NASA is preparing to launch a new satellite this weekend. The ICESat-2 mission will measure the changing height of Earth's ice over time.
NASA scientist Doctor Kelly Brunt explains how the orbital path of ICESat-2 will continually measure a full grid of the Earth about every 90 days to provide data.
"With two measurements you can get at surface change and that's what's really critical for us, for looking at the polar regions," Brunt says.
The satellite will be traveling at 4.3 miles per second. Which means that in that one second, it can travel the length of 70 football fields.
Measurements are made by the satellite's laser, which shoots 10,000 pulses per second, down to the Earth's surface.

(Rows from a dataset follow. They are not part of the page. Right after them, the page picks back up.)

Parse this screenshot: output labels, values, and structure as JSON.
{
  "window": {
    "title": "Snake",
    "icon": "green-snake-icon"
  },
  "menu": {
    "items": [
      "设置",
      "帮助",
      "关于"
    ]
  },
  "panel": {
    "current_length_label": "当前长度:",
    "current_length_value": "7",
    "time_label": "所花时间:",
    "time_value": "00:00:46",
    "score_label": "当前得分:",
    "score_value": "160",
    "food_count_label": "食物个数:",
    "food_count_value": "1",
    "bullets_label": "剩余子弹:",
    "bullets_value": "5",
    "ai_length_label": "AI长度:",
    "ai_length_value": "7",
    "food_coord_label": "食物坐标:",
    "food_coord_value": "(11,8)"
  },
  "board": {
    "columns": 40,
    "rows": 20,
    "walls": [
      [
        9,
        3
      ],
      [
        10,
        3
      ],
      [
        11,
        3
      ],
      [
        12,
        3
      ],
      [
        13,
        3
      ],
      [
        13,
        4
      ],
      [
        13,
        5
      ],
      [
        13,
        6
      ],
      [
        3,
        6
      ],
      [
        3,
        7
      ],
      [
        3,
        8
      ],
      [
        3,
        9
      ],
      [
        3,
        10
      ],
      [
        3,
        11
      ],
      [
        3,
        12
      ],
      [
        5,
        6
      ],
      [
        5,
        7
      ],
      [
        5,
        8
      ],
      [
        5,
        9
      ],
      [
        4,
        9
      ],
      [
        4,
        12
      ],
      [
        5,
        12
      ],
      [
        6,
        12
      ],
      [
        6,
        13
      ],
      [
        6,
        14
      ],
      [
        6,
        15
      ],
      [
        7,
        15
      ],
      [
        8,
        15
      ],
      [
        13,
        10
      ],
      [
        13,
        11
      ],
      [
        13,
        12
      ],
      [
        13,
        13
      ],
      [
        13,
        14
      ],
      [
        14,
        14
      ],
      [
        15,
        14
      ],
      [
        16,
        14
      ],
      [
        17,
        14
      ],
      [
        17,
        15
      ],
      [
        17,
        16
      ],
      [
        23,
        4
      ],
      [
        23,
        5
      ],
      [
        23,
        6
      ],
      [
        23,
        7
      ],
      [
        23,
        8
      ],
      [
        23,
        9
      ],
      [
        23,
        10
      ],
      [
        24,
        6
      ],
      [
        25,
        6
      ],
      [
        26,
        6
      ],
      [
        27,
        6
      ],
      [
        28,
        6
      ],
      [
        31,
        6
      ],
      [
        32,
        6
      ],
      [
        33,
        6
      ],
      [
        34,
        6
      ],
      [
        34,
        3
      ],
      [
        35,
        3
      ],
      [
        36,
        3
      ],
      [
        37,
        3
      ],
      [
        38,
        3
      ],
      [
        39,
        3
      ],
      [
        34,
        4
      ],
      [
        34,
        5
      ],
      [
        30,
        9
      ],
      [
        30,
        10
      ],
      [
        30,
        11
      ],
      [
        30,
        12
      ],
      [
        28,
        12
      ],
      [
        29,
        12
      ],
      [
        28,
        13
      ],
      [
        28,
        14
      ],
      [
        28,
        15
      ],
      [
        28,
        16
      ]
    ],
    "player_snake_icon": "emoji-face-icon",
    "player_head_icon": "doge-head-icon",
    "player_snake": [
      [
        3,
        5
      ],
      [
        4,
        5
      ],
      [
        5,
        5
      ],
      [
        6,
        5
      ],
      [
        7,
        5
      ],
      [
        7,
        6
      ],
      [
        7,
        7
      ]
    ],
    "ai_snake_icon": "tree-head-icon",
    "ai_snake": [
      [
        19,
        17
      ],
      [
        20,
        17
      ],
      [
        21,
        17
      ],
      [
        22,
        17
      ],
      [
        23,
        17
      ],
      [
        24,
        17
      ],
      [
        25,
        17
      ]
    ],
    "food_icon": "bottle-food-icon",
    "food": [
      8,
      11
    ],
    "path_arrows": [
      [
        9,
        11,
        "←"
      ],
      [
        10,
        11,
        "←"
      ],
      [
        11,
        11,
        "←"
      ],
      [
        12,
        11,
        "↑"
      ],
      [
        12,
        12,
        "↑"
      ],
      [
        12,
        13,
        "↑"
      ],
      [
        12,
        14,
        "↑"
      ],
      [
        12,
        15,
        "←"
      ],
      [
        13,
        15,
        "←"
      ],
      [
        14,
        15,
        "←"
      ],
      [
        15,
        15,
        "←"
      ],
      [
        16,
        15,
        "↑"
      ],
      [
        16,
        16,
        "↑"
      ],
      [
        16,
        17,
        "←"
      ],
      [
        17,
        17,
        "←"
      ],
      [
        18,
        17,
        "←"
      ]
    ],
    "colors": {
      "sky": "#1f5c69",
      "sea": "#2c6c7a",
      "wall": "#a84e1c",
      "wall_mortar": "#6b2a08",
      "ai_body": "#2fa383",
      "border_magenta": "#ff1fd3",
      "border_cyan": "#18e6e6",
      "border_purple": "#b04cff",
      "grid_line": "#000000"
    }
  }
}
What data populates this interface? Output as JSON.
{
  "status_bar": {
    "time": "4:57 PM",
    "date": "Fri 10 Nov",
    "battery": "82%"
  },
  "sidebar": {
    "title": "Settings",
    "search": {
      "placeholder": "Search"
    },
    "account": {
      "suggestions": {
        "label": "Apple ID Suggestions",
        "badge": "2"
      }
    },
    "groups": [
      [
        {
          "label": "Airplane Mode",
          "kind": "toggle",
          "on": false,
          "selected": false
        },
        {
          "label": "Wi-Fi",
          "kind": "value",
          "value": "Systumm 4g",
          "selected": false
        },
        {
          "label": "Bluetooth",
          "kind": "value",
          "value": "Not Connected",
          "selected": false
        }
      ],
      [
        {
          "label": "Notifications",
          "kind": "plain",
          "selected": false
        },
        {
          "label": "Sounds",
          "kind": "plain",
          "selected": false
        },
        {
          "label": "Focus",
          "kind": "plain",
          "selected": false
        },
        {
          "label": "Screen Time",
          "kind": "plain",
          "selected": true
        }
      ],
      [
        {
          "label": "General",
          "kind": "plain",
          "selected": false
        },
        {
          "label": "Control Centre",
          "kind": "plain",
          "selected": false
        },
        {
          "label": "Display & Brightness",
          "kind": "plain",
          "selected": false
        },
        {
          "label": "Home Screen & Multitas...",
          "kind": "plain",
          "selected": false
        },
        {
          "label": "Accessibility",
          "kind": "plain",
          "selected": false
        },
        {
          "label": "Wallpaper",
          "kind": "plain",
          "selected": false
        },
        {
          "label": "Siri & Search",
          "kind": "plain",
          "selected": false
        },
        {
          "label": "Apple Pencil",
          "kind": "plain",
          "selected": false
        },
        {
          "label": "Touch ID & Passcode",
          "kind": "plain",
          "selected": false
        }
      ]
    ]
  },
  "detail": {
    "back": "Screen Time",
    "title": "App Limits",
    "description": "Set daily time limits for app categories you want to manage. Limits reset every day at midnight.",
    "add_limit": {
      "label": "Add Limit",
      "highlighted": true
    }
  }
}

"It bounces off the surface, it comes back to the satellite and based on that timing, that two way travel time, we can determine the height of the surface including the ice sheets and sea ice," Brunt explains.
Measuring the ice sheets is particularly important because sea levels rise as they melt.
Along with the ice sheets, sea ice is particularly useful to measure, and the melting of sea ice can even impact us here in the middle of the United States.
Brunt explains as sea ice melts, it does not rise sea levels, but changes the relationship and exchange between heat and moisture in the atmosphere.
"Ultimately when you change that exchange, you have an impact on global weather patterns and that has a direct impact on you guys," Brunt adds.
The satellite is scheduled to launch at 7:46 CDT the morning of Saturday, September 15th from the Vandenberg Air Force Base in California.